NORTHSTAR HEALTHCARE INCOME, INC. AND SUBSIDIARIES
NOTES TO UNAUDITED PRO FORMA CONSOLIDATED FINANCIAL STATEMENTS
Unaudited Pro Forma Consolidated Balance Sheet as of June 30, 2024
(1)Represents NorthStar Healthcare’s consolidated balance sheet as of June 30, 2024 as reported in NorthStar Healthcare’s Quarterly Report on Form 10-Q for the six months ended June 30, 2024.
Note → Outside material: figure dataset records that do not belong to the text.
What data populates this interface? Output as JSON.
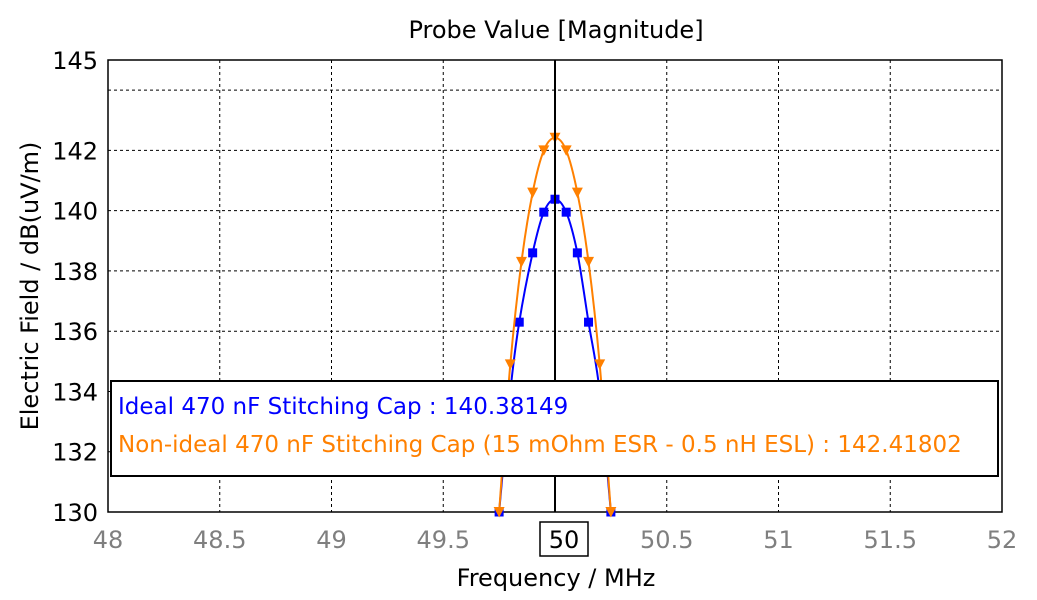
{
  "chart_data": {
    "type": "line",
    "title": "Probe Value [Magnitude]",
    "xlabel": "Frequency / MHz",
    "ylabel": "Electric Field / dB(uV/m)",
    "xlim": [
      48,
      52
    ],
    "ylim": [
      130,
      145
    ],
    "x_ticks": [
      "48",
      "48.5",
      "49",
      "49.5",
      "50",
      "50.5",
      "51",
      "51.5",
      "52"
    ],
    "x_tick_values": [
      48,
      48.5,
      49,
      49.5,
      50,
      50.5,
      51,
      51.5,
      52
    ],
    "y_ticks": [
      "130",
      "132",
      "134",
      "136",
      "138",
      "140",
      "142",
      "145"
    ],
    "y_tick_values": [
      130,
      132,
      134,
      136,
      138,
      140,
      142,
      145
    ],
    "y_gridlines": [
      130,
      132,
      134,
      136,
      138,
      140,
      142,
      144,
      145
    ],
    "grid": true,
    "cursor_x": 50,
    "cursor_label": "50",
    "legend_position": "lower-center",
    "series": [
      {
        "name": "Ideal 470 nF Stitching Cap",
        "readout": "140.38149",
        "color": "#0000ff",
        "marker": "square",
        "x": [
          49.75,
          49.8,
          49.84,
          49.9,
          49.95,
          50.0,
          50.05,
          50.1,
          50.15,
          50.2,
          50.25
        ],
        "y": [
          130,
          134,
          136.3,
          138.6,
          139.95,
          140.38,
          139.95,
          138.6,
          136.3,
          134,
          130
        ]
      },
      {
        "name": "Non-ideal 470 nF Stitching Cap (15 mOhm ESR - 0.5 nH ESL)",
        "readout": "142.41802",
        "color": "#ff8000",
        "marker": "triangle-down",
        "x": [
          49.75,
          49.8,
          49.85,
          49.9,
          49.95,
          50.0,
          50.05,
          50.1,
          50.15,
          50.2,
          50.25
        ],
        "y": [
          130,
          134.9,
          138.3,
          140.6,
          142.0,
          142.42,
          142.0,
          140.6,
          138.3,
          134.9,
          130
        ]
      }
    ]
  }
}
(2)Represents the net proceeds generated by the Transaction at closing, after the payment of transaction-related costs and the reduction to the purchase price consideration for the consent fees received, as described in below in (4). The following table summarizes the net proceeds generated by the Transaction at closing:
| | | | | | | | |
Purchase price | | $ | 260,000 | |
Less: 5% discount(1) | | (13,000) | |
Plus: supplemental cash payment(2) | | 11,001 | |
Less: consent fees(3) | | (1,500) | |
Less: transaction-related costs | | (4,065) | |
Transaction net proceeds at closing | | $ | 252,436 | |
_______________________________________
(1)Pursuant to the Option Agreement, any potion of the purchase price consideration paid in cash is subject to a 5% discount if closing occurs prior to December 31, 2024.
(2)Pursuant to the Option Agreement, the Company is entitled to a supplemental cash payment of $25,600 per day for the period between July 1, 2023 through the closing date, reduced by any distributions the Company received from the Trilogy Investment during that period.
(3)Refer below to note (4).
(3)Represents the adjustment to remove the carrying value of the Company’s Trilogy Investment as of June 30, 2024.
(4)Represents an aggregate of $1.5 million in consent fees the Company received from AHR during the six months ended June 30, 2024, which ultimately reduced the purchase price payable under the Option Agreement. Although non-refundable, these consent fees were classified as pending deal deposits within other liabilities as of June 30, 2024.
(5)Represents the gain recognized on the Transaction, calculated as if the Transaction was consummated on June 30, 2024. The following table summarizes the calculation of the gain:
| | | | | | | | |
Transaction net proceeds at closing | | $ | 252,436 | |
Plus: consent fees received from AHR prior to closing | | 1,500 | |
Less: carrying value of the Trilogy Investment as of June 30, 2024 | | (124,244) | |
Gain recognized on sale | | $ | 129,692 | |
Unaudited Pro Forma Consolidated Statement of Operations for the Six Months Ended June 30, 2024
(1)Represents NorthStar Healthcare’s consolidated statement of operations for the six months ended June 30, 2024, as reported in NorthStar Healthcare’s Quarterly Report on Form 10-Q for the six months ended June 30, 2024.
(2)Represents the adjustment to exclude the equity in earnings (losses) attributable to the Company’s Trilogy Investment for the six months ended June 30, 2024.
Unaudited Pro Forma Consolidated Statement of Operations for the Year Ended December 31, 2023
(1)Represents NorthStar Healthcare’s consolidated statement of operations for the year ended December 31, 2023, as reported in NorthStar Healthcare’s Annual Report on Form 10-K for the year ended December 31, 2023.
(2)Represents the adjustment to exclude the equity in earnings (losses) attributable to the Company’s Trilogy Investment for the year ended December 31, 2023.
(3)Refer above to note (5) of the Unaudited Pro Forma Consolidated Balance Sheet as of June 30, 2024.